Si la question des formations n’est pas réglementée, plusieurs mesures régissent le maintien en activité d’un parlementaire (voir ici). Outre le cumul des mandats, un député ne peut diriger ou conseiller des entreprises nationales ou des organismes dépendant de la puissance publique. Il est également interdit d’être magistrat ou d’exercer des fonctions de direction dans certaines sociétés privées qui bénéficient de subventions publiques. L’activité de conseil (consulting, expertise) est également bien plus encadrée depuis la loi de moralisation de la vie publique, votée en 2017.

« L’idée générale est d’éviter qu’un député s’invente un métier de consultant ou d’avocat en cours de mandat afin de prévenir les risques de conflits d’intérêts », rappelle Olivier Costa. Un député ne peut pas non plus continuer une activité de conseil commencée moins d’un an avant son début de mandat. S’il est avocat, il a, comme l’ensemble de son cabinet, l’interdiction de consulter ou de plaider contre l’État, les collectivités ou les établissements publics.

Par ailleurs, la plupart des fonctionnaires (professeurs d’université exceptés) ne peuvent pas exercer et sont placés en position de disponibilité. Ces derniers pourront retrouver un poste à la fin de leur mandat.

Suffisant pour éviter les conflits d’intérêts ?

« Cette évolution vers davantage de transparence, à travers les déclarations à la Hatvp, est plutôt positive, mais la situation reste discutable sur deux plans, poursuit Ines Bernard, déléguée générale d’Anticor, association spécialisée dans l’anti-corruption. Quand un député poursuit une autre activité, ça veut dire qu’il donnera moins de temps à l’Assemblée ; ça pose donc la question d’un potentiel manque d’implication dans un mandat censé être à plein-temps et connu pour être chronophage ».

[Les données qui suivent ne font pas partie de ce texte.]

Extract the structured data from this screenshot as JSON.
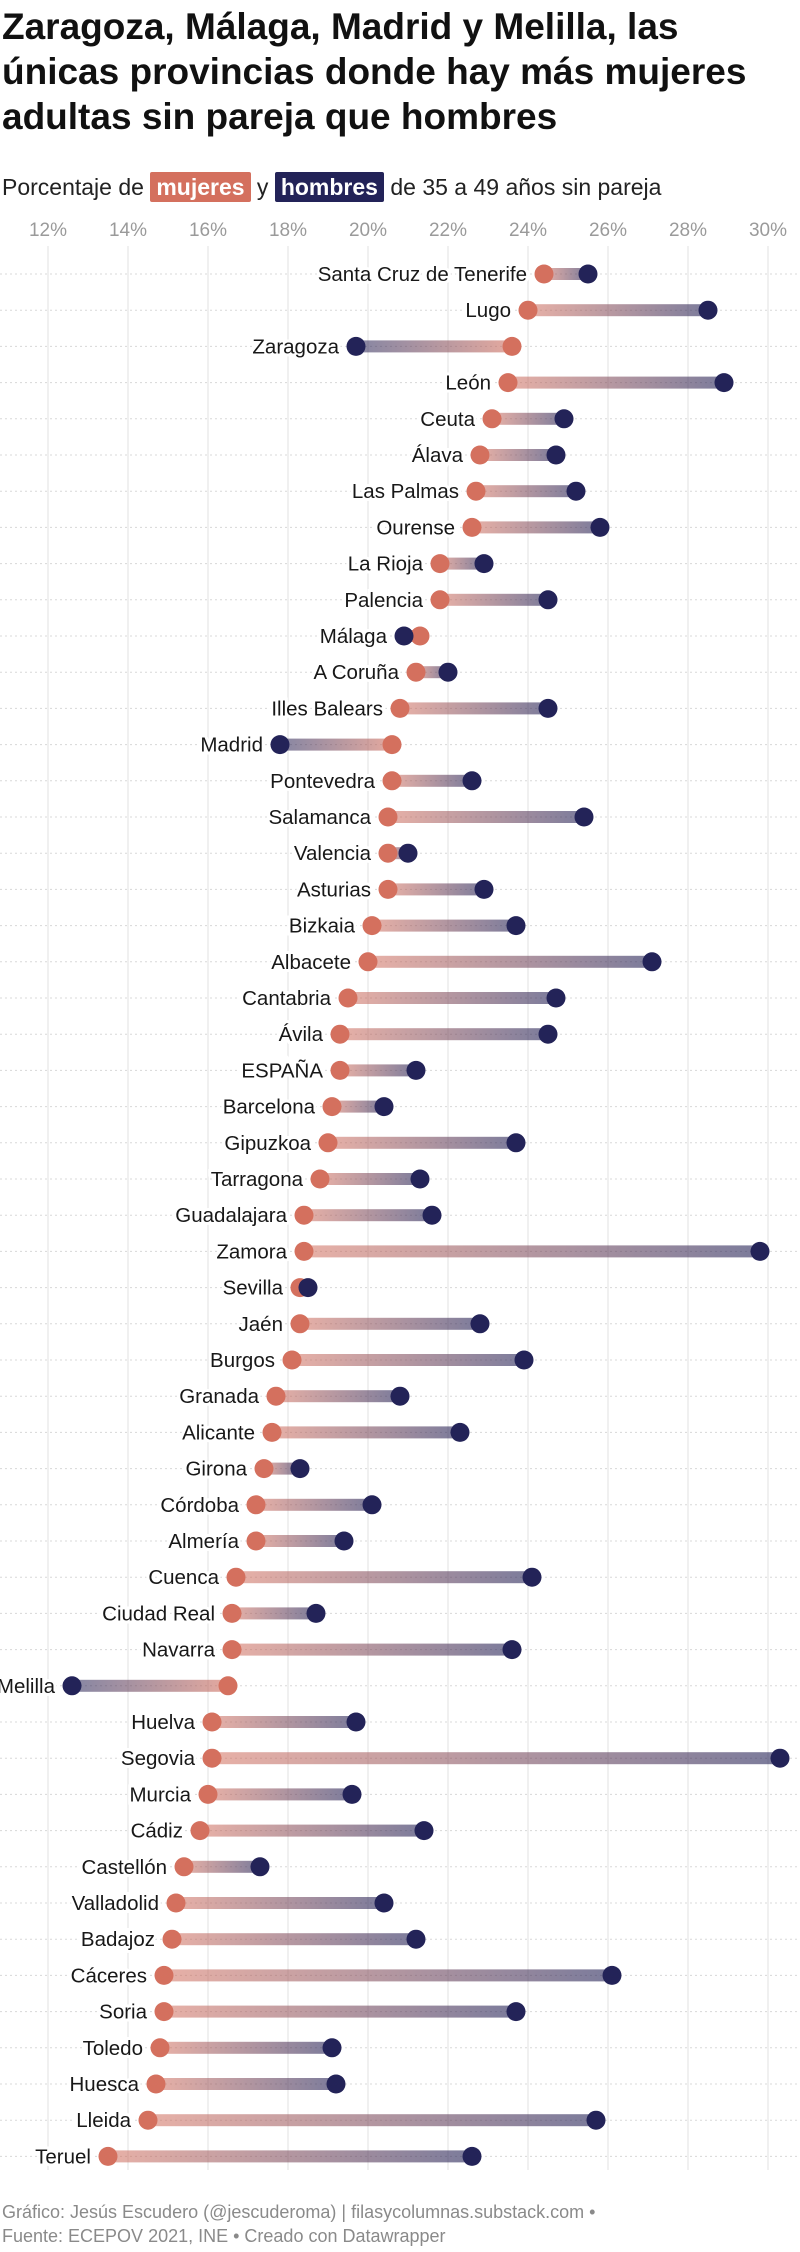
{
  "title": "Zaragoza, Málaga, Madrid y Melilla, las únicas provincias donde hay más mujeres adultas sin pareja que hombres",
  "subtitle": {
    "prefix": "Porcentaje de ",
    "women_label": "mujeres",
    "connector": " y ",
    "men_label": "hombres",
    "suffix": " de 35 a 49 años sin pareja"
  },
  "colors": {
    "women": "#d4705e",
    "men": "#232358",
    "grid": "#e2e2e2",
    "row_rule": "#d8d8d8",
    "tick_text": "#9a9a9a"
  },
  "footer": {
    "line1": "Gráfico: Jesús Escudero (@jescuderoma) | filasycolumnas.substack.com •",
    "line2": "Fuente: ECEPOV 2021, INE • Creado con Datawrapper"
  },
  "chart_data": {
    "type": "dumbbell",
    "xlim": [
      10.8,
      30.8
    ],
    "ticks": [
      12,
      14,
      16,
      18,
      20,
      22,
      24,
      26,
      28,
      30
    ],
    "tick_labels": [
      "12%",
      "14%",
      "16%",
      "18%",
      "20%",
      "22%",
      "24%",
      "26%",
      "28%",
      "30%"
    ],
    "grid": true,
    "series": [
      {
        "name": "mujeres"
      },
      {
        "name": "hombres"
      }
    ],
    "rows": [
      {
        "label": "Santa Cruz de Tenerife",
        "mujeres": 24.4,
        "hombres": 25.5
      },
      {
        "label": "Lugo",
        "mujeres": 24.0,
        "hombres": 28.5
      },
      {
        "label": "Zaragoza",
        "mujeres": 23.6,
        "hombres": 19.7
      },
      {
        "label": "León",
        "mujeres": 23.5,
        "hombres": 28.9
      },
      {
        "label": "Ceuta",
        "mujeres": 23.1,
        "hombres": 24.9
      },
      {
        "label": "Álava",
        "mujeres": 22.8,
        "hombres": 24.7
      },
      {
        "label": "Las Palmas",
        "mujeres": 22.7,
        "hombres": 25.2
      },
      {
        "label": "Ourense",
        "mujeres": 22.6,
        "hombres": 25.8
      },
      {
        "label": "La Rioja",
        "mujeres": 21.8,
        "hombres": 22.9
      },
      {
        "label": "Palencia",
        "mujeres": 21.8,
        "hombres": 24.5
      },
      {
        "label": "Málaga",
        "mujeres": 21.3,
        "hombres": 20.9
      },
      {
        "label": "A Coruña",
        "mujeres": 21.2,
        "hombres": 22.0
      },
      {
        "label": "Illes Balears",
        "mujeres": 20.8,
        "hombres": 24.5
      },
      {
        "label": "Madrid",
        "mujeres": 20.6,
        "hombres": 17.8
      },
      {
        "label": "Pontevedra",
        "mujeres": 20.6,
        "hombres": 22.6
      },
      {
        "label": "Salamanca",
        "mujeres": 20.5,
        "hombres": 25.4
      },
      {
        "label": "Valencia",
        "mujeres": 20.5,
        "hombres": 21.0
      },
      {
        "label": "Asturias",
        "mujeres": 20.5,
        "hombres": 22.9
      },
      {
        "label": "Bizkaia",
        "mujeres": 20.1,
        "hombres": 23.7
      },
      {
        "label": "Albacete",
        "mujeres": 20.0,
        "hombres": 27.1
      },
      {
        "label": "Cantabria",
        "mujeres": 19.5,
        "hombres": 24.7
      },
      {
        "label": "Ávila",
        "mujeres": 19.3,
        "hombres": 24.5
      },
      {
        "label": "ESPAÑA",
        "mujeres": 19.3,
        "hombres": 21.2
      },
      {
        "label": "Barcelona",
        "mujeres": 19.1,
        "hombres": 20.4
      },
      {
        "label": "Gipuzkoa",
        "mujeres": 19.0,
        "hombres": 23.7
      },
      {
        "label": "Tarragona",
        "mujeres": 18.8,
        "hombres": 21.3
      },
      {
        "label": "Guadalajara",
        "mujeres": 18.4,
        "hombres": 21.6
      },
      {
        "label": "Zamora",
        "mujeres": 18.4,
        "hombres": 29.8
      },
      {
        "label": "Sevilla",
        "mujeres": 18.3,
        "hombres": 18.5
      },
      {
        "label": "Jaén",
        "mujeres": 18.3,
        "hombres": 22.8
      },
      {
        "label": "Burgos",
        "mujeres": 18.1,
        "hombres": 23.9
      },
      {
        "label": "Granada",
        "mujeres": 17.7,
        "hombres": 20.8
      },
      {
        "label": "Alicante",
        "mujeres": 17.6,
        "hombres": 22.3
      },
      {
        "label": "Girona",
        "mujeres": 17.4,
        "hombres": 18.3
      },
      {
        "label": "Córdoba",
        "mujeres": 17.2,
        "hombres": 20.1
      },
      {
        "label": "Almería",
        "mujeres": 17.2,
        "hombres": 19.4
      },
      {
        "label": "Cuenca",
        "mujeres": 16.7,
        "hombres": 24.1
      },
      {
        "label": "Ciudad Real",
        "mujeres": 16.6,
        "hombres": 18.7
      },
      {
        "label": "Navarra",
        "mujeres": 16.6,
        "hombres": 23.6
      },
      {
        "label": "Melilla",
        "mujeres": 16.5,
        "hombres": 12.6
      },
      {
        "label": "Huelva",
        "mujeres": 16.1,
        "hombres": 19.7
      },
      {
        "label": "Segovia",
        "mujeres": 16.1,
        "hombres": 30.3
      },
      {
        "label": "Murcia",
        "mujeres": 16.0,
        "hombres": 19.6
      },
      {
        "label": "Cádiz",
        "mujeres": 15.8,
        "hombres": 21.4
      },
      {
        "label": "Castellón",
        "mujeres": 15.4,
        "hombres": 17.3
      },
      {
        "label": "Valladolid",
        "mujeres": 15.2,
        "hombres": 20.4
      },
      {
        "label": "Badajoz",
        "mujeres": 15.1,
        "hombres": 21.2
      },
      {
        "label": "Cáceres",
        "mujeres": 14.9,
        "hombres": 26.1
      },
      {
        "label": "Soria",
        "mujeres": 14.9,
        "hombres": 23.7
      },
      {
        "label": "Toledo",
        "mujeres": 14.8,
        "hombres": 19.1
      },
      {
        "label": "Huesca",
        "mujeres": 14.7,
        "hombres": 19.2
      },
      {
        "label": "Lleida",
        "mujeres": 14.5,
        "hombres": 25.7
      },
      {
        "label": "Teruel",
        "mujeres": 13.5,
        "hombres": 22.6
      }
    ]
  }
}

L’autre question soulevée par l’association est celle de l’indépendance des députés. « En réalité, il y a peu de contrôle, car un député doit lui-même se déporter d’un texte [ne pas prendre part au débat ou au vote] quand il juge qu’il peut se trouver en conflit d’intérêts, mais il n’en a pas l’obligation », ajoute Ines Bernard. Seule une poignée de parlementaires se sont ainsi « déportés » d’un texte de loi depuis le début de la mandature en 2022. Contacté par 20 Minutes, le déontologue de l’Assemblée, chargé de contrôler ces questions éthiques, n’a pas répondu à nos sollicitations.

* Les statistiques ont été élaborées sur la base des déclarations d’intérêts et d’activités de 569 députés de la XVIe législature, accessibles en ligne sur le site internet de la Haute Autorité (www.hatvp.fr).